The true power of this tool lies in how it organizes information. With each new query, the ranking dynamically adjusts to highlight the most relevant results, ensuring that the response always aligns with the given context.
Try modifying the query and observe how the ranking updates in real time. With every iteration, we reevaluate the available options and select the most suitable responses based on the new query. Experiment with different approaches and see how the results adapt!

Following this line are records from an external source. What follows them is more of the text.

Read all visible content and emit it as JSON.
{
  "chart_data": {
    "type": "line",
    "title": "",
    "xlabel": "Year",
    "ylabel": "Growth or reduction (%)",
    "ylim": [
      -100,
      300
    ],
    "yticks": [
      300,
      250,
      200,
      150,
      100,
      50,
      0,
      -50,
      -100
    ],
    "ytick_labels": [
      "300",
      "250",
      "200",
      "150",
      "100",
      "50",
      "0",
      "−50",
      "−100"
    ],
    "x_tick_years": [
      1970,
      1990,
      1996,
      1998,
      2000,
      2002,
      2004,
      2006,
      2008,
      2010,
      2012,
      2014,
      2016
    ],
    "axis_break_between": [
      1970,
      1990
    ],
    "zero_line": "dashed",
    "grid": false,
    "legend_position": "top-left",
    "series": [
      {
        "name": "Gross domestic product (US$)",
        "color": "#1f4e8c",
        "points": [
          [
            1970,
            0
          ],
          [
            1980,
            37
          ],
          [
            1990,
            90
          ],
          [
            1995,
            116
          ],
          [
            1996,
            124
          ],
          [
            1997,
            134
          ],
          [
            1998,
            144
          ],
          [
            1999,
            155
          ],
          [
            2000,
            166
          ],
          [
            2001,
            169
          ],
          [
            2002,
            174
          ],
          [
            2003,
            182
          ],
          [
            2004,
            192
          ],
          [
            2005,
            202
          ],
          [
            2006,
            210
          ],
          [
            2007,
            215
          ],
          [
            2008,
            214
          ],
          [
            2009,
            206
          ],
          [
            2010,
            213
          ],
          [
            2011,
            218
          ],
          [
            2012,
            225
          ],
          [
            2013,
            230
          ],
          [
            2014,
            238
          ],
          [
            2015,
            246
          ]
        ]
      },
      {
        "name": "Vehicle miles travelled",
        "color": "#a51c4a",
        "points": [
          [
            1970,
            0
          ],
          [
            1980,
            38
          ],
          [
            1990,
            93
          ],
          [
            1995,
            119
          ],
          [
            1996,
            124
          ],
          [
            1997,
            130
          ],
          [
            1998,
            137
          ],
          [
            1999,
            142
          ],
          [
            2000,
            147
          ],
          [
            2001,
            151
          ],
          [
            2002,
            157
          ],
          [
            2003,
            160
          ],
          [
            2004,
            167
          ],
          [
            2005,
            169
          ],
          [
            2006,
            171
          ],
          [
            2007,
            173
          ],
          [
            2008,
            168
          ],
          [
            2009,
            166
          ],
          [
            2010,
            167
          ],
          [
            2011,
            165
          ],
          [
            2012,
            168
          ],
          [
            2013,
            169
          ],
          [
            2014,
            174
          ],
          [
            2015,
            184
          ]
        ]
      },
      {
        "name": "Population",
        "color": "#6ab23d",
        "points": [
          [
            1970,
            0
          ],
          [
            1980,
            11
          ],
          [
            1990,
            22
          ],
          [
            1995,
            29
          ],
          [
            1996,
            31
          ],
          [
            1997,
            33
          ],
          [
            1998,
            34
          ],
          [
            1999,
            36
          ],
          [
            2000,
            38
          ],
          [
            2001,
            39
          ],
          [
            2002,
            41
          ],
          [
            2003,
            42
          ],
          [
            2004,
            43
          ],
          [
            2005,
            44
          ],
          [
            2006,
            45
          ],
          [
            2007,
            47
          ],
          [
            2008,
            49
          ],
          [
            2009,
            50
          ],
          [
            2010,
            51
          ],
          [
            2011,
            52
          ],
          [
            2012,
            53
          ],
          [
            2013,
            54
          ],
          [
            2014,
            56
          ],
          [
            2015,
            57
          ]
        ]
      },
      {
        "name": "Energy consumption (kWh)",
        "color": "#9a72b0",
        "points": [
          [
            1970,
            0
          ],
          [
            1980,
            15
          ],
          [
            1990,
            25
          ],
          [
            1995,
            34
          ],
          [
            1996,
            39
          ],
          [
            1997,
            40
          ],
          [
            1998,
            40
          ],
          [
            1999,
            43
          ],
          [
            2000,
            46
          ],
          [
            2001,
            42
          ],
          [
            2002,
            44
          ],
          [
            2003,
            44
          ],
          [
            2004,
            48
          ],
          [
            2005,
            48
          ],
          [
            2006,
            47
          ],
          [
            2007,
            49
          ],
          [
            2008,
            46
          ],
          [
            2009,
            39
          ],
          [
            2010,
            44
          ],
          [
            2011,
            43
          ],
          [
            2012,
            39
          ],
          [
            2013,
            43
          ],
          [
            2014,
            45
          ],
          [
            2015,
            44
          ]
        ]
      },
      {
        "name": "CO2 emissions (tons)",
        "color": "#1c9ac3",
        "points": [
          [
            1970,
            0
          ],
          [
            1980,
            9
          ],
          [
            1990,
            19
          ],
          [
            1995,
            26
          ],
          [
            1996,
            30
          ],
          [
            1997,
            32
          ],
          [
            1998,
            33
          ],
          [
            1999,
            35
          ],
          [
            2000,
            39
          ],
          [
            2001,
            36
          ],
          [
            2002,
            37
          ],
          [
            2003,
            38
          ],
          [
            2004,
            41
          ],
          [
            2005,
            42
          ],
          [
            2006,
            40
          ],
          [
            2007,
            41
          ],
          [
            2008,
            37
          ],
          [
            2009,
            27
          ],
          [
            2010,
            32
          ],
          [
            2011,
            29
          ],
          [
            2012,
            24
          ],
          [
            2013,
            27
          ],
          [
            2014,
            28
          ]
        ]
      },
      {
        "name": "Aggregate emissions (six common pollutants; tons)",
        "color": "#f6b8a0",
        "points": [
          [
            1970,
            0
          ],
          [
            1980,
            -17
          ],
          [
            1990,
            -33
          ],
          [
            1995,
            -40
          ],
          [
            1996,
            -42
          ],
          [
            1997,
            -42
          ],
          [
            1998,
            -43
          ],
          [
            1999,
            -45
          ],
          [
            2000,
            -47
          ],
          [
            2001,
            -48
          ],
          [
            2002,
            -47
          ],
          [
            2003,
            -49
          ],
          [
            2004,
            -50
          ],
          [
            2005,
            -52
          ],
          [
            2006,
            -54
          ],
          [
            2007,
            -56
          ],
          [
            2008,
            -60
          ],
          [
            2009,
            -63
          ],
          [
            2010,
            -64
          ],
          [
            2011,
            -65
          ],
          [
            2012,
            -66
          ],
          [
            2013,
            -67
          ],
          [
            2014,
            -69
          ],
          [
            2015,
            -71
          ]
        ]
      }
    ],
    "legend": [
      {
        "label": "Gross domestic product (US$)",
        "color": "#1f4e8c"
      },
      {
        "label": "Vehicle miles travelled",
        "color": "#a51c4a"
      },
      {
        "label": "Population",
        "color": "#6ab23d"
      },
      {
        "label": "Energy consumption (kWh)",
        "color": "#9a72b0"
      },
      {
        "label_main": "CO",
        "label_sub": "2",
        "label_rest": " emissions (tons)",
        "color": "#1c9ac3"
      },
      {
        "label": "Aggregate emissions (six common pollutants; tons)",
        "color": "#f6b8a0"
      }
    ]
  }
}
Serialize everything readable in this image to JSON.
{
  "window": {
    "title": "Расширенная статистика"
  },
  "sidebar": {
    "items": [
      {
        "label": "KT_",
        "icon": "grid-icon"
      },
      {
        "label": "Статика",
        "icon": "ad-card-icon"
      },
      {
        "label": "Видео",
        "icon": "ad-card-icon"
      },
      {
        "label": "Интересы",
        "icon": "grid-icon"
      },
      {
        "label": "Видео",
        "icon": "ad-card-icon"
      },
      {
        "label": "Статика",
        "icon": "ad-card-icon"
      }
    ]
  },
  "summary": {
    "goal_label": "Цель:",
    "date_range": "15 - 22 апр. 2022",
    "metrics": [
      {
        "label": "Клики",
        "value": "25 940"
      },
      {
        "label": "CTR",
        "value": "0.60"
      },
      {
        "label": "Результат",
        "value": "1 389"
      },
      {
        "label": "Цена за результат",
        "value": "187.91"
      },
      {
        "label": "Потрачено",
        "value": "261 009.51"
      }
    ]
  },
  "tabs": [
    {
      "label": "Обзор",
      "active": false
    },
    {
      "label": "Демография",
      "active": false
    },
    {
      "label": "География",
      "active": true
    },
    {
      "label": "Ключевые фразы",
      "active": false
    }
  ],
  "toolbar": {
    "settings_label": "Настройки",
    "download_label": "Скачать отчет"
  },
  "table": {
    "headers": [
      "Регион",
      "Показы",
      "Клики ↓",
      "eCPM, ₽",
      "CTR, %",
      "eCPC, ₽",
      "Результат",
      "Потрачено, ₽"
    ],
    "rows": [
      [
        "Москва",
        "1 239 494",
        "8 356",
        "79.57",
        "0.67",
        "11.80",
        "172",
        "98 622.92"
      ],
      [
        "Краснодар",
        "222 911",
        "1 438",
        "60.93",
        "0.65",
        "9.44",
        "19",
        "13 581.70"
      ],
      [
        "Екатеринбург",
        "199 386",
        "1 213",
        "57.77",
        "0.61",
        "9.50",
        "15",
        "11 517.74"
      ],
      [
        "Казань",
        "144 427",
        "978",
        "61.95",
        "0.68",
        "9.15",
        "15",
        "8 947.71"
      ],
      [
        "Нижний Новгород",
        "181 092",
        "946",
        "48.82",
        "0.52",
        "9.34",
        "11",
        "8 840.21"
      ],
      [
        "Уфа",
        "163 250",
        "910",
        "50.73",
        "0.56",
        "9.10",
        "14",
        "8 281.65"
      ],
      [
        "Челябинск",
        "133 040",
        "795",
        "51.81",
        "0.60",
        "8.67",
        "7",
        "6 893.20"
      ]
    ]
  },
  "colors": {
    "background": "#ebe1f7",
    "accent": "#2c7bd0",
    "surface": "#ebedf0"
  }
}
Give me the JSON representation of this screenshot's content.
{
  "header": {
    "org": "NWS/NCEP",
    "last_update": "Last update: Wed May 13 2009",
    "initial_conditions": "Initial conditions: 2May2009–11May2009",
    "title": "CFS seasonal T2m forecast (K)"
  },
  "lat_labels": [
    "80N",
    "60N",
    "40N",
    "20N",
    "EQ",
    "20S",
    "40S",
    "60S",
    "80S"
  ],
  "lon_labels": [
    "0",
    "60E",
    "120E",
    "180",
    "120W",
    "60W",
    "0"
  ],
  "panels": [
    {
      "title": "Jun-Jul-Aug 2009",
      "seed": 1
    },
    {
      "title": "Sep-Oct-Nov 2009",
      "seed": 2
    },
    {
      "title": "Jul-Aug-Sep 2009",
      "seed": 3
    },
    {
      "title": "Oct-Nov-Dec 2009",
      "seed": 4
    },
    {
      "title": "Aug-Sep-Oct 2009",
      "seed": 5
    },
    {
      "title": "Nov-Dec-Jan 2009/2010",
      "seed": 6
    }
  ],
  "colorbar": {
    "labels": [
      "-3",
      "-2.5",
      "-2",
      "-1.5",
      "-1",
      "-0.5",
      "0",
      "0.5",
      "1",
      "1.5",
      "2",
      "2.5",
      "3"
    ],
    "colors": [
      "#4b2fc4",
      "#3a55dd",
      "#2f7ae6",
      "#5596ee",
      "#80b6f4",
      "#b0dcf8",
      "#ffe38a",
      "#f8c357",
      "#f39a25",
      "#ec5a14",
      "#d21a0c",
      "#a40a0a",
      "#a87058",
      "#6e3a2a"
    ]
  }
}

For this article, I’m using the deepseek-r1:8b model, but feel free to choose the model that best suits your needs. Explore different options and compare the results to see what works best for you.
Conclusion
I hope this article has given you a clear understanding of how a ranking system works and how it can enhance the contextualization of an LLM, ultimately improving its accuracy in generating relevant responses. The ability to dynamically adjust rankings based on queries is a powerful technique that can significantly optimize interactions with large language models.
This is just the beginning of a series of publications I plan to share, where I will dive deeper into various AI and statistical concepts.